We are vey aware that Google Data Studio is not there yet when it comes to the features the top tools have, but we want to share some of the experiences we have found so far. Today, concretely, we want to highlight an issue with the time zones when a connection to a MySQL database is required.
Google Data Studio allows to use many data sources
This is obvious. For some months now, Google Data Studio allows to use several data sources for reporting, and they are continuously adding more. At the moment when can bring data (when will be able to cross it efficiently?) from MySQL, plain files, Google Analytics, Big Query, etc:
Right now we miss sources such as SalesForce (or SugarCRM), Oracle, Facebook, MailChimp, among others. Time to time, as we can imagine that Google’s developers have them in their roadmap.
We started to experience issues with the MySQL connector
Some weeks ago we built a report that used as data source a MySQL data base (actually it was a DWH that was integrating data from many sources – we insist, again, on the topic of being able to integrate data in the same interface). Everything was perfect until we found an error message when we tried to refresh the report or edit the connection parameters:
It must be said that the error message was pretty useless. Searching in the forums and boards we realized that we were not the only ones experiencing issues with Google Data Studio’s MySQL connector. We were starting to get dissappointed when, some hours later (maybe it was a bug) when we refreshed the report we obtained a much more concrete message. Nevertheless it was highly puzzling:
Wow! Houston, we got a problem with the time zone: CEST time zone is not recognized!

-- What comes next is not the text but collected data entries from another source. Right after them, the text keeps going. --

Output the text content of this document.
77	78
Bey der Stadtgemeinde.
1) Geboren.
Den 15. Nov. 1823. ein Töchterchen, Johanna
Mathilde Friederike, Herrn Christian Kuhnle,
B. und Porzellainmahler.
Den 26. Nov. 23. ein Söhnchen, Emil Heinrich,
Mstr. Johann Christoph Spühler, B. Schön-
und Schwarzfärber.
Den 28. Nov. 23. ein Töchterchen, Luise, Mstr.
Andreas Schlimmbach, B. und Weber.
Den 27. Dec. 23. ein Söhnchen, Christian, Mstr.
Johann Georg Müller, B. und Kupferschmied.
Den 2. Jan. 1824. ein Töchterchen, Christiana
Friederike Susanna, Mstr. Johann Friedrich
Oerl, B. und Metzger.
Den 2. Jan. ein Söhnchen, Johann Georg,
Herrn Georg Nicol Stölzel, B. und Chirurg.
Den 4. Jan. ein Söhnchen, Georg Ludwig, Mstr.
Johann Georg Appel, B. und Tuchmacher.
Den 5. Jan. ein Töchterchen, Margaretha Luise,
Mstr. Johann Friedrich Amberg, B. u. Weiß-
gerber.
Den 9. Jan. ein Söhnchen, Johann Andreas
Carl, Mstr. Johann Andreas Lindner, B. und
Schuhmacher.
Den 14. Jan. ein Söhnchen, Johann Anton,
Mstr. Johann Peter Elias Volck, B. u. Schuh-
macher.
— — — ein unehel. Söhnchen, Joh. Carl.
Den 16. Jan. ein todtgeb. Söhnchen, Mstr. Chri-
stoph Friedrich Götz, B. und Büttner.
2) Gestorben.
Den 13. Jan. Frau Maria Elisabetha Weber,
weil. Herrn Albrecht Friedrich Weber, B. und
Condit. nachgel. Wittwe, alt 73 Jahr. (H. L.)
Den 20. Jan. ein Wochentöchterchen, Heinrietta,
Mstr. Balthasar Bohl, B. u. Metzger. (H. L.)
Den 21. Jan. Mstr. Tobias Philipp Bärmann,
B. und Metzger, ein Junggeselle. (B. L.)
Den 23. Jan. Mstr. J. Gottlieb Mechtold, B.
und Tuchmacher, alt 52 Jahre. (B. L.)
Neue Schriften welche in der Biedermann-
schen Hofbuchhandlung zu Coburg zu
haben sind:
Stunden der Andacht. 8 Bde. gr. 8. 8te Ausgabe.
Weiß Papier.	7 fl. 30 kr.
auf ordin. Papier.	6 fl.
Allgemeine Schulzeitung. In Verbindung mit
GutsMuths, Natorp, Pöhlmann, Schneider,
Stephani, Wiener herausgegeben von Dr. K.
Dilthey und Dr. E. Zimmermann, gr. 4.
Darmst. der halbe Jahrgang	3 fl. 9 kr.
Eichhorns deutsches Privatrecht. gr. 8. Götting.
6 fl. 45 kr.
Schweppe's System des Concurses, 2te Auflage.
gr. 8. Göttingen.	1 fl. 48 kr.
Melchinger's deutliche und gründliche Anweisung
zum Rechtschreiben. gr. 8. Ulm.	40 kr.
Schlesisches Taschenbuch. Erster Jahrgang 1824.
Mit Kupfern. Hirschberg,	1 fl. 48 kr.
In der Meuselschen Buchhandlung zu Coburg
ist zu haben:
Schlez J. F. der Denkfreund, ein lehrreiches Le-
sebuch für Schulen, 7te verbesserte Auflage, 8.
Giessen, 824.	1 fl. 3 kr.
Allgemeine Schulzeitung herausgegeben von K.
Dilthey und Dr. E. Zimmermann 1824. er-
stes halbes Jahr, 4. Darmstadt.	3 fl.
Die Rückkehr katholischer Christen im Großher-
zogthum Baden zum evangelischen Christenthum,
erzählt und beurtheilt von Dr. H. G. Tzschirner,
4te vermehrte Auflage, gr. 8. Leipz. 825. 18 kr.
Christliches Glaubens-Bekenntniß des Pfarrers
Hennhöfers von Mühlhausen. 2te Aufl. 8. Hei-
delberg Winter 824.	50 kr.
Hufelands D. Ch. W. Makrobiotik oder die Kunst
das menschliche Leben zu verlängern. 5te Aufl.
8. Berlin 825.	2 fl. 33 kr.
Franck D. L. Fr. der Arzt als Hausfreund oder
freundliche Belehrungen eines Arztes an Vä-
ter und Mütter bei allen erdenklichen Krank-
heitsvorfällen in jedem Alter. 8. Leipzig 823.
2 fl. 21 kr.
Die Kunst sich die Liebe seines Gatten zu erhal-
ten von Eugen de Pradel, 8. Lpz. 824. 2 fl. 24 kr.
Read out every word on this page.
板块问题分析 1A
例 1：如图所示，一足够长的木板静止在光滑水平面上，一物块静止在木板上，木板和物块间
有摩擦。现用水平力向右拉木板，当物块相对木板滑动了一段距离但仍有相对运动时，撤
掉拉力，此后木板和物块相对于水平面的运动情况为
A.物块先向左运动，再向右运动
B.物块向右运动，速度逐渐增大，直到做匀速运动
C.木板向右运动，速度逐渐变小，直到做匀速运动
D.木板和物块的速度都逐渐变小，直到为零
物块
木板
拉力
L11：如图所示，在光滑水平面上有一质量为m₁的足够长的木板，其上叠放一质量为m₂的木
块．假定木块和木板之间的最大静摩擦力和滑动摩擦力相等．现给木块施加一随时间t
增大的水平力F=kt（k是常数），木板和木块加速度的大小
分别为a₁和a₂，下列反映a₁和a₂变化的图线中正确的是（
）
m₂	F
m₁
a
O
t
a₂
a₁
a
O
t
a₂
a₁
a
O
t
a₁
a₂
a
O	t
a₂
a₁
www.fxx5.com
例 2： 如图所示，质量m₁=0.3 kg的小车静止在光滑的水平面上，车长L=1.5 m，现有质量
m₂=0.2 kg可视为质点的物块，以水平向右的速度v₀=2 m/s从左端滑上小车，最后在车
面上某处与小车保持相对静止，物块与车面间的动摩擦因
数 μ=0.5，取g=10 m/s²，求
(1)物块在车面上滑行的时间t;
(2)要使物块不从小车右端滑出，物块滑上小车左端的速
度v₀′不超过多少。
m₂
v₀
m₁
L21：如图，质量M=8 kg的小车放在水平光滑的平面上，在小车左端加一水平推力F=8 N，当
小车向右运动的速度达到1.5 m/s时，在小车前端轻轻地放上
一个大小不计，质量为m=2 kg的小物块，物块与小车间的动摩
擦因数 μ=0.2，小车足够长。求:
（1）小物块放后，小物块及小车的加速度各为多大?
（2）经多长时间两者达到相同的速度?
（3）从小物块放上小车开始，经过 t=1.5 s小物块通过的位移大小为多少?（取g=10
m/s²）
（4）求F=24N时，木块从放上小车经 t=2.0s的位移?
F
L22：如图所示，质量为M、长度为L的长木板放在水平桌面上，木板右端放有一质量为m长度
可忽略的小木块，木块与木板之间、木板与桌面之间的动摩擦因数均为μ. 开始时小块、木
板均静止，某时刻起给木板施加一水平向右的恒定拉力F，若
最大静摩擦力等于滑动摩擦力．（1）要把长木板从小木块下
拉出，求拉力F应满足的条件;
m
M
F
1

We kindly ask Google Data Studio developers some support to avoid the fact of having the server time being modified, because we were not able to solve the issue by modifying the URL in the JDBC call: the only way to overcome the situation was to change the server time, to UTC in this case, and, voilà, we were able to reestablish the connection without further issues:
Since that moment we experienced no further problems when refreshing the report, even if the table feeding it gets larger and larger every day (of course, we make sure the tables are properly indexed – some day we will test the performance of Google Data Studio when connecting to MySQL tables not having their indexes in place).
Summary: a better support is needed
Google solved this issue last May 18th. Between May 12th and May 18th it was necessary to use the mentioned workaround if you wanted to use your MySQL tables as source in Google Data Studio. Of course, there are companies and situations that can’t allow to be such time without data. For such urgent issues, Google must enable a support system enabling them to solve important issues the same day.